I have received updates from many of my agents about their current experience of the real estate market. Here is what they are telling me:
* The rental market is unusually hot. With a vacancy rate under 1%, there is almost no inventory. Rents are therefore high and opportunities scarce. There is a big backlog of rental customers waiting for appropriate properties.
* As is often the case, sales are the yin to rentals’ yang. The sales market is especially slow for smaller units, with substantial inventory build up in the studio, one, and two bedroom markets. Many of my agents reported negligible or no traffic at their week-end Open Houses for these properties, especially in midtown, Murray Hill, Kips Bay, and along the Second Avenue corridor on the Upper East Side.
* Over all, the agents continue to report that condition is a vital factor to making quick deals. Buyers throughout the market really want mint condition. And a well priced mint apartment is the only one likely to receive several bids today. Urgency has pretty much vanished from the buyer lexicon; they take their time. And nothing goes smoothly. It takes attorneys weeks to hammer out contract details. Deals still founder because of low appraisals. There have been many Board turndowns. As one of my agents put it, referring to colleagues, buyers and sellers, banks, closing department personnel: “Everyone is difficult and cranky.”
* There is little new inventory in the higher price points. Many buyers are waiting for the fall in the hopes that a number of new units will come to market. While no doubt some will, the last few seasons have NOT produced a big uptick in listings, and I doubt that we will see the market flooded with new properties come September. When new things DO come on, buyers are in no hurry to see them unless they perceive them to be priced right. But a large, well priced, well located apartment will attract a flurry of activity.
* If a new listing does not sell in the first month, it needs a price reduction. And generally a price reduction must be 5% or more to be impactful. Sellers reluctant to lower their prices ask “Why don’t they just make offers?” Well, they don’t! All my agents agree that buyers want to see a reasonable asking price before they will make an offer or even schedule an appointment.
* Condos are performing better than co-ops. There is still substantial demand from foreign investors, although some are holding back because of apprehension about the Eurozone crisis. Condos tend to sell faster and for more money than co-ops on a price per square foot basis, even when the common charges and taxes are high, because the buyer pool is so much deeper.
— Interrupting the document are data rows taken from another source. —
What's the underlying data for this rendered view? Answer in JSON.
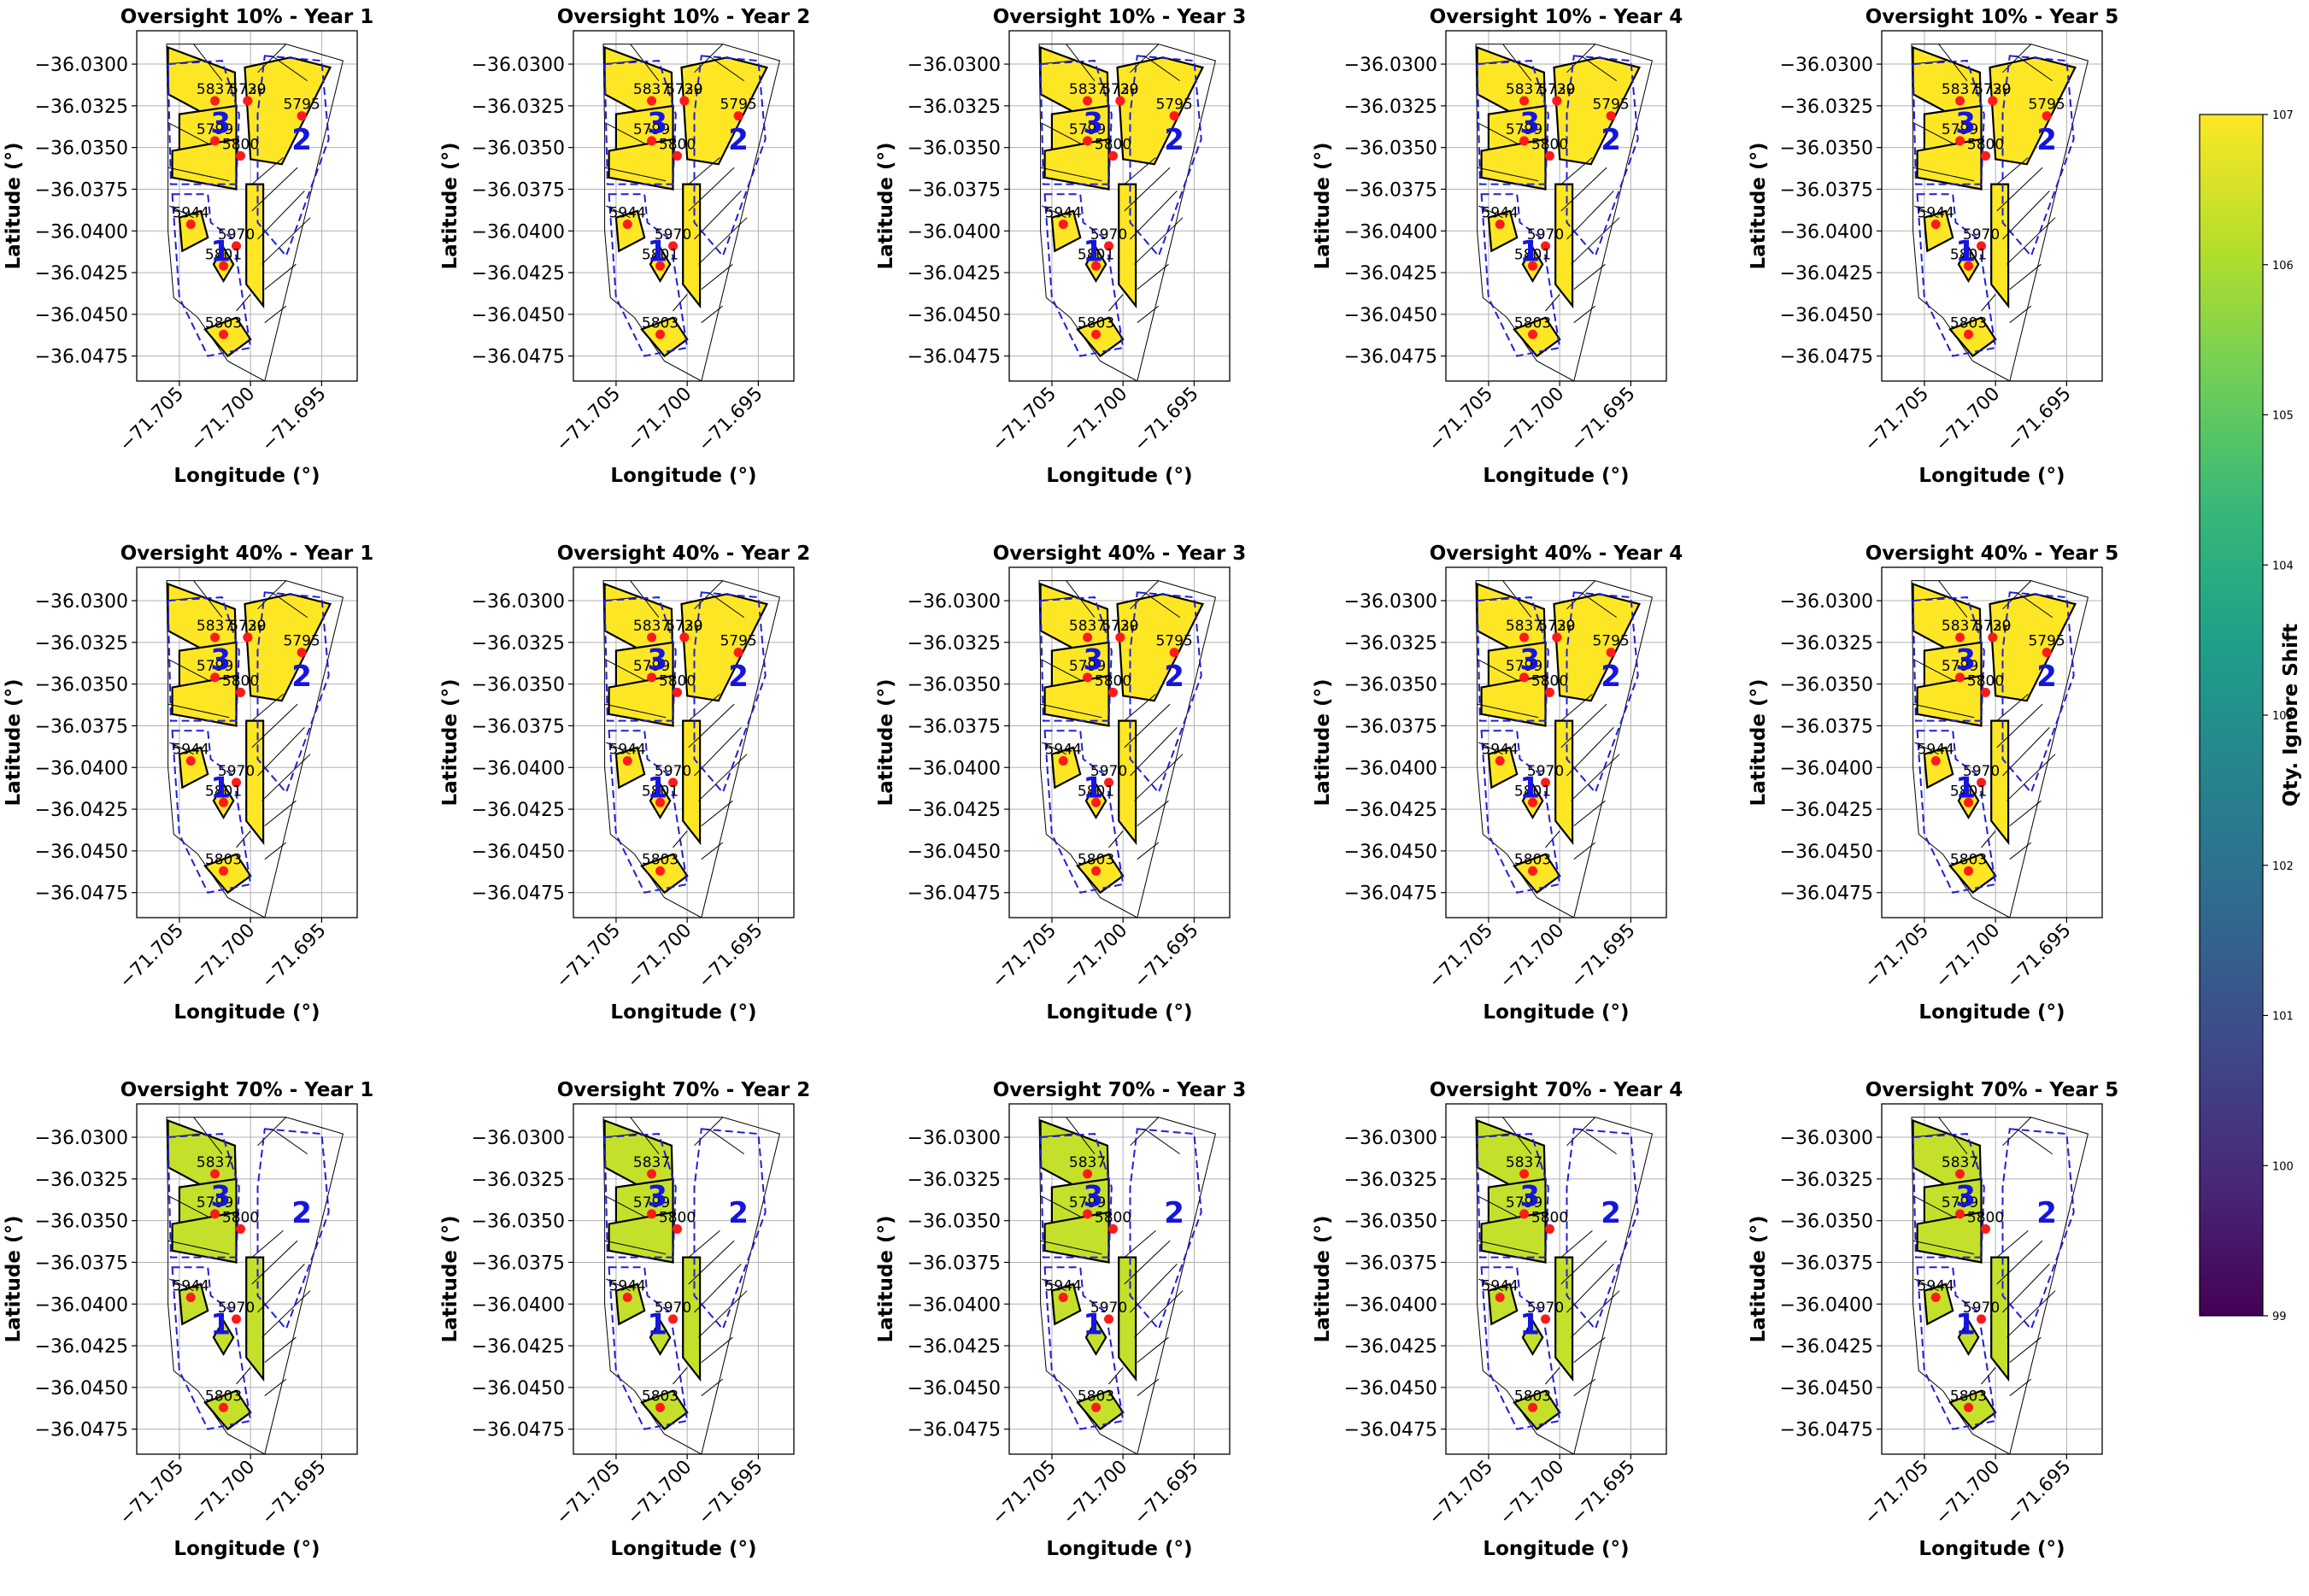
{
  "chart_data": {
    "type": "map_grid",
    "title": "",
    "xlabel": "Longitude (°)",
    "ylabel": "Latitude (°)",
    "xlim": [
      -71.708,
      -71.6925
    ],
    "ylim": [
      -36.049,
      -36.028
    ],
    "xticks": [
      -71.705,
      -71.7,
      -71.695
    ],
    "xtick_labels": [
      "−71.705",
      "−71.700",
      "−71.695"
    ],
    "yticks": [
      -36.03,
      -36.0325,
      -36.035,
      -36.0375,
      -36.04,
      -36.0425,
      -36.045,
      -36.0475
    ],
    "ytick_labels": [
      "−36.0300",
      "−36.0325",
      "−36.0350",
      "−36.0375",
      "−36.0400",
      "−36.0425",
      "−36.0450",
      "−36.0475"
    ],
    "grid": true,
    "colorbar": {
      "label": "Qty. Ignore Shift",
      "min": 99,
      "max": 107,
      "ticks": [
        99,
        100,
        101,
        102,
        103,
        104,
        105,
        106,
        107
      ],
      "tick_labels": [
        "99",
        "100",
        "101",
        "102",
        "103",
        "104",
        "105",
        "106",
        "107"
      ],
      "colormap": "viridis",
      "colors": [
        "#440154",
        "#482878",
        "#3e4989",
        "#31688e",
        "#26828e",
        "#1f9e89",
        "#35b779",
        "#6ece58",
        "#b5de2b",
        "#fde725"
      ]
    },
    "zone_labels": [
      "1",
      "2",
      "3"
    ],
    "rows": [
      {
        "oversight": "10%",
        "panel_titles": [
          "Oversight 10% - Year 1",
          "Oversight 10% - Year 2",
          "Oversight 10% - Year 3",
          "Oversight 10% - Year 4",
          "Oversight 10% - Year 5"
        ],
        "active_zones": [
          1,
          2,
          3
        ],
        "fill_value": 107,
        "points": [
          {
            "id": "5730",
            "lon": -71.7002,
            "lat": -36.0322
          },
          {
            "id": "5729",
            "lon": -71.7002,
            "lat": -36.0322
          },
          {
            "id": "5837",
            "lon": -71.7025,
            "lat": -36.0322
          },
          {
            "id": "5795",
            "lon": -71.6964,
            "lat": -36.0331
          },
          {
            "id": "5799",
            "lon": -71.7025,
            "lat": -36.0346
          },
          {
            "id": "5800",
            "lon": -71.7007,
            "lat": -36.0355
          },
          {
            "id": "5944",
            "lon": -71.7042,
            "lat": -36.0396
          },
          {
            "id": "5970",
            "lon": -71.701,
            "lat": -36.0409
          },
          {
            "id": "5801",
            "lon": -71.7019,
            "lat": -36.0421
          },
          {
            "id": "5803",
            "lon": -71.7019,
            "lat": -36.0462
          }
        ]
      },
      {
        "oversight": "40%",
        "panel_titles": [
          "Oversight 40% - Year 1",
          "Oversight 40% - Year 2",
          "Oversight 40% - Year 3",
          "Oversight 40% - Year 4",
          "Oversight 40% - Year 5"
        ],
        "active_zones": [
          1,
          2,
          3
        ],
        "fill_value": 107,
        "points": [
          {
            "id": "5730",
            "lon": -71.7002,
            "lat": -36.0322
          },
          {
            "id": "5729",
            "lon": -71.7002,
            "lat": -36.0322
          },
          {
            "id": "5837",
            "lon": -71.7025,
            "lat": -36.0322
          },
          {
            "id": "5795",
            "lon": -71.6964,
            "lat": -36.0331
          },
          {
            "id": "5799",
            "lon": -71.7025,
            "lat": -36.0346
          },
          {
            "id": "5800",
            "lon": -71.7007,
            "lat": -36.0355
          },
          {
            "id": "5944",
            "lon": -71.7042,
            "lat": -36.0396
          },
          {
            "id": "5970",
            "lon": -71.701,
            "lat": -36.0409
          },
          {
            "id": "5801",
            "lon": -71.7019,
            "lat": -36.0421
          },
          {
            "id": "5803",
            "lon": -71.7019,
            "lat": -36.0462
          }
        ]
      },
      {
        "oversight": "70%",
        "panel_titles": [
          "Oversight 70% - Year 1",
          "Oversight 70% - Year 2",
          "Oversight 70% - Year 3",
          "Oversight 70% - Year 4",
          "Oversight 70% - Year 5"
        ],
        "active_zones": [
          1,
          3
        ],
        "fill_value": 106.3,
        "points": [
          {
            "id": "5837",
            "lon": -71.7025,
            "lat": -36.0322
          },
          {
            "id": "5799",
            "lon": -71.7025,
            "lat": -36.0346
          },
          {
            "id": "5800",
            "lon": -71.7007,
            "lat": -36.0355
          },
          {
            "id": "5944",
            "lon": -71.7042,
            "lat": -36.0396
          },
          {
            "id": "5970",
            "lon": -71.701,
            "lat": -36.0409
          },
          {
            "id": "5803",
            "lon": -71.7019,
            "lat": -36.0462
          }
        ]
      }
    ]
  }
}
* In Brooklyn, everyone wants a townhouse for a million dollars or less. Houses needing renovation come onto the market below a million in Windsor Terrace, in Prospect-Lefferts Gardens or Prospect Heights, even in Midwood and they get snapped up. There are always multiple offers on these properties. This part of the market is hot.
The market continues to behave very differently in different segments. The ultra luxury market remains strong, with a number of deals being signed in the last six weeks in excess of $20 million. The small co-op market is awash in inventory. The condo market, dependent on foreign investors, remains brisk for units of all sizes, even in the less gentrified sections of Harlem and Greenpoint. Inventory is thin for the six to ten room co-op market, or the 2,000 to 3,000 square foot loft market, but the buyers in this segment are still cautious and price sensitive. In fact, buyer price and condition sensitivity, a slow pace of negotiation and contract signings, and ongoing intense deal scrutiny on the part of Boards and banks are the trifecta of dominant realities in today’s New York real estate marketplace.